Again, I don't think anyone is suggesting a naive retry of a failed
job on OOM.
That's precisely what you suggested when you claimed that all we had
to do is rollback down the stack!
We're suggesting logging the error first, and possibly
more sophisticated schemes of retry.
Then you need to define these "more sophisticated schemes", and define
such a scheme that's actually worth it to implement most of the time.
Interesting. I've tried to google for more information on this topic,
but there's not much I can find offhand about the actual initial
motivations for overcommit, and the current motivations for leaving
overcommit in.
Furthermore, the current situation is even more broken than I thought.
It seems there's no good way to limit (virtual) memory usage on a per-
user basis in Linux (and presumably other unix-like OSes (?)).
Yes, there is. You can set the maximize size of the VAS per-process,
and the maximum number of processes, which provides a hard upper
bound. If you want finer grained controls, you have to patch the
Linux kernel; there are various patches out there that can accomplish
what you want. Some other UNIX systems (e.g., Solaris) provide finer
grain controls out of the box.
There are other ways, such as containers and virtualization, to
accomplish similar feats. They're rarely worth it.
Thus,
your options are 1- overcommit and the OOM killer on a relatively
random process, or 2- no overcommit and an OOM failure return code or
exception from malloc et al in a relatively random process. This is
completely broken.
Compared to what alternative? The traditional alternative is a kernel
panic, and that's not necessarily better (nor worse). For better or
ill, we've become accustomed to the assumption we can treat memory as
an endless resource. Most of the time, that assumption works out
pretty well. When it falls apart, it's not shocking the resulting
consequences are pretty terrible.
I often wonder how such states can persist for so
long. It's not just me, right? Other people do see how this is broken,
right? Why is no one fixing this? It can't be that hard to implement
per-user limits.
Because per-user limits don't fix the problem, unless you limit every
user on the system in such a fashion to never exceed your commit
limit. Even then, you're still not promised the "memory hog" is the
one that's going to be told no-more memory. That's why we don't
bother: identifying the "memory hog" is much too hard for a
computer.
It may well be a broken situation, but there's also not a good
solution.
Why do you claim that those are their goals? Has a stakeholder ever
given you such requirements?
Yes, plenty of people here seem to be convinced handling OOM (by not
crashing) is a requirement for writing "robust" software; that means
being able to perform some sort of action (such as logging) and
continue onward after the OOM condition. However, some people here
also seem to believe that performing I/O doesn't effect program state,
so their requirements are probably not worth fulfilling.
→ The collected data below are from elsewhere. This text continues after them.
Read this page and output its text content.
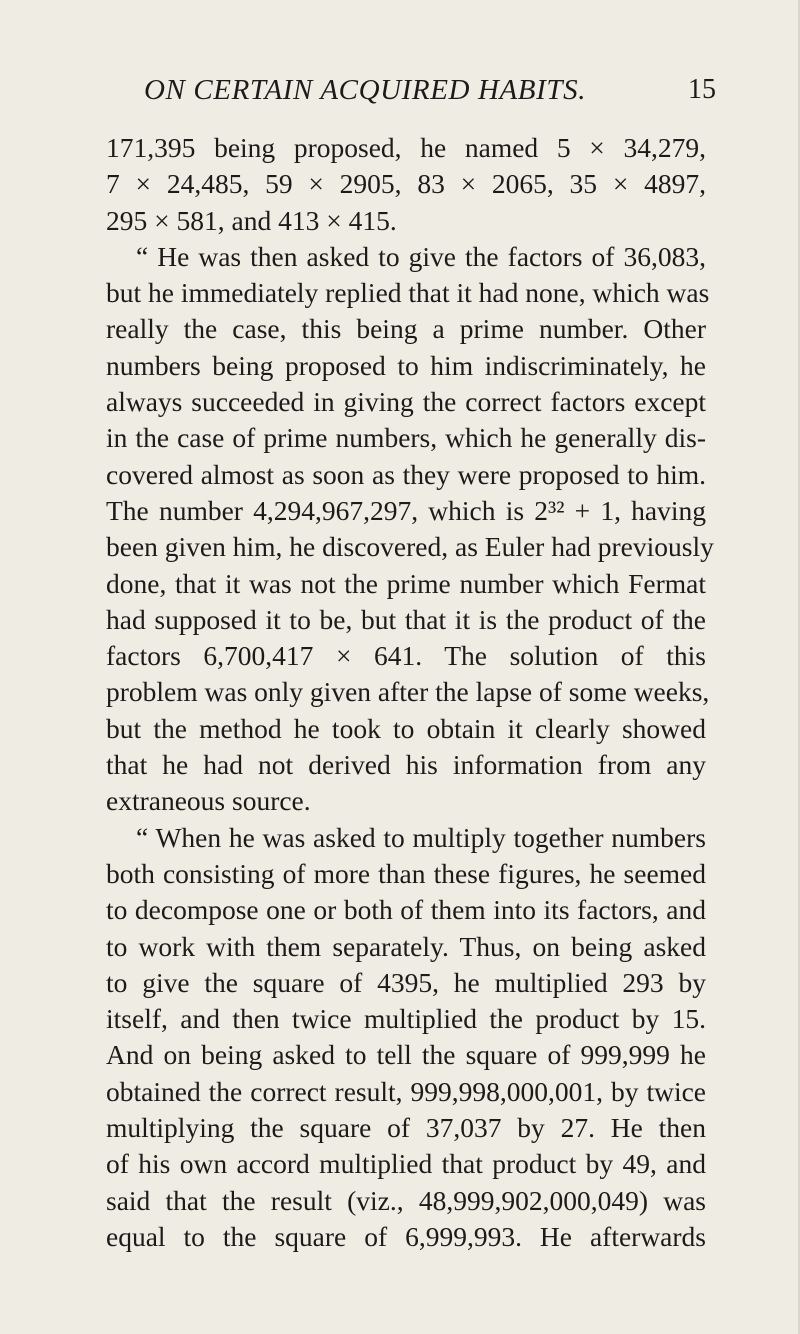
ON CERTAIN ACQUIRED HABITS.	15
171,395 being proposed, he named 5 × 34,279,
7 × 24,485, 59 × 2905, 83 × 2065, 35 × 4897,
295 × 581, and 413 × 415.
“ He was then asked to give the factors of 36,083,
but he immediately replied that it had none, which was
really the case, this being a prime number. Other
numbers being proposed to him indiscriminately, he
always succeeded in giving the correct factors except
in the case of prime numbers, which he generally dis-
covered almost as soon as they were proposed to him.
The number 4,294,967,297, which is 2³² + 1, having
been given him, he discovered, as Euler had previously
done, that it was not the prime number which Fermat
had supposed it to be, but that it is the product of the
factors 6,700,417 × 641. The solution of this
problem was only given after the lapse of some weeks,
but the method he took to obtain it clearly showed
that he had not derived his information from any
extraneous source.
“ When he was asked to multiply together numbers
both consisting of more than these figures, he seemed
to decompose one or both of them into its factors, and
to work with them separately. Thus, on being asked
to give the square of 4395, he multiplied 293 by
itself, and then twice multiplied the product by 15.
And on being asked to tell the square of 999,999 he
obtained the correct result, 999,998,000,001, by twice
multiplying the square of 37,037 by 27. He then
of his own accord multiplied that product by 49, and
said that the result (viz., 48,999,902,000,049) was
equal to the square of 6,999,993. He afterwards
Still, this plays into my larger point: even if you have a situation
where you can respond to an OOM condition in some meaningful fashion
other than termination, you're still not assured of success. Put more
plainly, handling OOM doesn't ipso facto ensure additional
robustness. You need to be able to handle the OOM condition and have
a reasonable assurance that your response will actually succeed. It
may be an overstatement on my part to say, "Succeed no matter what",
but making the software more "robust" certainly means tending closer
to that extreme than the opposite.
As a concrete example, writing all this OOM handling code does me no
good if when my process finally hits a OOM condition, my whole
computer is going to die anyway. For many applications, this is
one of two reasons why they'll ever see an OOM condition.
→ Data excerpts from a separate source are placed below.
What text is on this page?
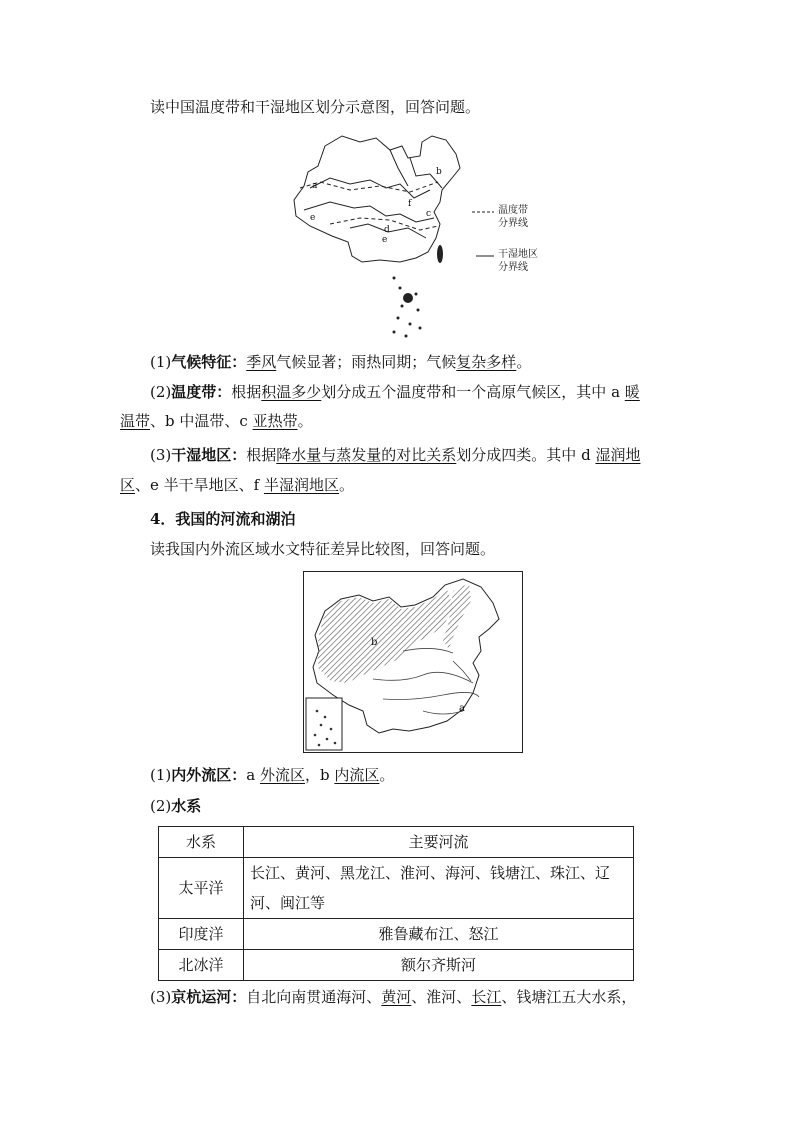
读中国温度带和干湿地区划分示意图，回答问题。
a
b
c
d
e
f
e
温度带
分界线
干湿地区
分界线
(1)气候特征：季风气候显著；雨热同期；气候复杂多样。
(2)温度带：根据积温多少划分成五个温度带和一个高原气候区，其中 a 暖
温带、b 中温带、c 亚热带。
(3)干湿地区：根据降水量与蒸发量的对比关系划分成四类。其中 d 湿润地
区、e 半干旱地区、f 半湿润地区。
4．我国的河流和湖泊
读我国内外流区域水文特征差异比较图，回答问题。
a
b
(1)内外流区：a 外流区，b 内流区。
(2)水系
水系	主要河流
太平洋	长江、黄河、黑龙江、淮河、海河、钱塘江、珠江、辽
河、闽江等

印度洋	雅鲁藏布江、怒江
北冰洋	额尔齐斯河
(3)京杭运河：自北向南贯通海河、黄河、淮河、长江、钱塘江五大水系，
Of course, the reality is that all of this rarely makes software more
robust, because actual robust systems generally are pretty tolerant of
things like program termination. As I've said before, frequently it's
even preferable to terminate, even when it would be possible to
recover from the error. This makes the value proposition of handling
OOM even less worthwhile.
However, in the above quote, I talked about using non-portable
mechanisms to achieve some degree of reliability, which is relevant to
C++ and this newsgroup.
Yes, I know. And my whole point from the start is that handling OOM
is too much of a pain to bother. Having to give up writing portable
code definitely falls under "too much of a pain to bother" for lots of
code and lots of programmers. None of this should be controversial in
the least or require this much discussion.
Adam